Member of the West Virginia Senate from the 10th district
- Incumbent
- Assumed office December 1, 2020 Serving with Vince Deeds
- Preceded by: Kenny Mann

Personal details
- Born: Jack David Woodrum August 4, 1963 (age 62) Hinton, West Virginia, U.S.
- Party: Republican
- Spouse: Debra Woodrum
- Education: Cincinnati College of Mortuary Science, Tyree School of Real Estate, West Virginia University

= Jack Woodrum =

American politician

Jack David Woodrum (born August 15, 1963) is an American politician who has served as the junior West Virginia State Senator from the 10th district since 2020. Woodrum is a Republican.
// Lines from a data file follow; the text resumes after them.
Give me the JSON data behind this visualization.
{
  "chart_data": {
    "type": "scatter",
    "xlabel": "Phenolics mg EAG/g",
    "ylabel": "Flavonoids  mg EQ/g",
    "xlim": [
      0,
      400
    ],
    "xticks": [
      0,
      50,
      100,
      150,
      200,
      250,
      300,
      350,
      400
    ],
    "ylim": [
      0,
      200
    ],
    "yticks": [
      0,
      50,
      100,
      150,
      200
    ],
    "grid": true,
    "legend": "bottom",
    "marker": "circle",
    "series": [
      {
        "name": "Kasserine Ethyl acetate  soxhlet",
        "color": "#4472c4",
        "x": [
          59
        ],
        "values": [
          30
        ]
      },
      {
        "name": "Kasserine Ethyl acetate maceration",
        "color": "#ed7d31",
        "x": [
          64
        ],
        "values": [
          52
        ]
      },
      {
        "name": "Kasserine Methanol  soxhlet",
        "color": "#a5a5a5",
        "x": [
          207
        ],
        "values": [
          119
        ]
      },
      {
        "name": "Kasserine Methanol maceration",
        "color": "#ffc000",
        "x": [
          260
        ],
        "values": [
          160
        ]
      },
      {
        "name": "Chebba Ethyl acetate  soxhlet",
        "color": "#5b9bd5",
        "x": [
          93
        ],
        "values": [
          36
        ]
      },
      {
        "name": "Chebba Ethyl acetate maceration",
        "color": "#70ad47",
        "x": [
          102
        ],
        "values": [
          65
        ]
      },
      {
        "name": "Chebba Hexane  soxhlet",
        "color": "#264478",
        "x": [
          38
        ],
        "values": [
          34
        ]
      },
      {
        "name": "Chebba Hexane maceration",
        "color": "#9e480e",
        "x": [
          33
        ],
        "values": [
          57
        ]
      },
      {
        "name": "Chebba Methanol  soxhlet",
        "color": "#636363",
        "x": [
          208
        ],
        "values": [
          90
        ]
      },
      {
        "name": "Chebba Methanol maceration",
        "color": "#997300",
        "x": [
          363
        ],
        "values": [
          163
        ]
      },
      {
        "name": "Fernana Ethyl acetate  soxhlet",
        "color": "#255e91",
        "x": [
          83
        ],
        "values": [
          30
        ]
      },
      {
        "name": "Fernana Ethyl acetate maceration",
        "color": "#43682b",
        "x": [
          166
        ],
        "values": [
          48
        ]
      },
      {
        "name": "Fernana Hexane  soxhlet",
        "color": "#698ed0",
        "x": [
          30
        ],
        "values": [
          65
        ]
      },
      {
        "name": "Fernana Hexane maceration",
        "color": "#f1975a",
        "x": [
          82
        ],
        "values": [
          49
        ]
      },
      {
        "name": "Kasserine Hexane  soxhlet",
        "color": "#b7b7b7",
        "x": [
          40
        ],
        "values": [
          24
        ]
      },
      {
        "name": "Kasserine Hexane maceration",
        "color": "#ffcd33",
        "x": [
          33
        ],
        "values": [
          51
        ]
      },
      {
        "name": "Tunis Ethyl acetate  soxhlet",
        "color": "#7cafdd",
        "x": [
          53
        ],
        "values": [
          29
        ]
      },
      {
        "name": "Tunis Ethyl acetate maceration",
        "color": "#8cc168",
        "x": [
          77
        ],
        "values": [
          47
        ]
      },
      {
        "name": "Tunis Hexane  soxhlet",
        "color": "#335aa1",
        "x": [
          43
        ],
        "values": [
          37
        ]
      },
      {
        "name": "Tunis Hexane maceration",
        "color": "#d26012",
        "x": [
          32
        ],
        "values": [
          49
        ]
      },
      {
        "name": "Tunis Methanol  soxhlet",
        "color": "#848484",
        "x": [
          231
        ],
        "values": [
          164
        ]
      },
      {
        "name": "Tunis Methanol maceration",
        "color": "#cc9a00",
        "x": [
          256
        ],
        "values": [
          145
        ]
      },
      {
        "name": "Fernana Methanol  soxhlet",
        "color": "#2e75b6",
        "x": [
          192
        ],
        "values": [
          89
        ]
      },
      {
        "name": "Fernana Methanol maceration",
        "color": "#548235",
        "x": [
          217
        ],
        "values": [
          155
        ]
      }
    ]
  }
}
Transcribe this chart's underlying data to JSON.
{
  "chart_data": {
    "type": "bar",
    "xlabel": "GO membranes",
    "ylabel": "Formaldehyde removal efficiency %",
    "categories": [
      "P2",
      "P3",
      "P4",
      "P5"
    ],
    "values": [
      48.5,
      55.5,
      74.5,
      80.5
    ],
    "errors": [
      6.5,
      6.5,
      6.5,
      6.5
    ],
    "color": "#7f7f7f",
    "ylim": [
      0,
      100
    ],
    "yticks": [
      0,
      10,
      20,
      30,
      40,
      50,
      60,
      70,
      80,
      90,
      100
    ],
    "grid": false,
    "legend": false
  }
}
==Early life, education, and career==
Woodrum is the son of Joan Woodrum and Jack Woodrum. He received his degree in mortuary science from the Cincinnati College of Mortuary Science and also attended West Virginia University. Before seeking office, Woodrum was employed as a funeral director and mortician. He also served as the president of the Summers County commission.

==Elections==
===2020===
In his primary election, Woodrum defeated fellow Republican Dan Hill with 62.34% of the vote. There was no incumbent in the race as Woodrum was running to fill the seat of retiring State Senator Kenny Mann.

In the general election, Woodrum defeated Democrat William Laird IV (who had previously served the 10th district) with 58.59% of the vote.

==Tenure==
===Committee assignments===
- Interstate Cooperation (Chair)
- Agriculture and Rural Development (Vice chair)
- Economic Development
- Government Organization
- Health and Human Resources
- Judiciary
- Natural Resources
- Transportation and Infrastructure

As of 2020, Woodrum has a C rating from the West Virginia Citizens Defense League, a gun rights organization, and is a member of the National Rifle Association of America.

===Worker's rights===
Woodrum voted for SB 11, a bill that would make it more difficult for employees to strike.

===Confederate monuments===
In the State Senate, Woodrum was the lead sponsor of SB 685, the West Virginia Monument and Memorial Protection Act, which would prohibit the removal of Confederate monuments and memorials in West Virginia.

==Personal life==
Woodrum is married to Debra Woodrum and has three children and one grandchild. He is a Baptist.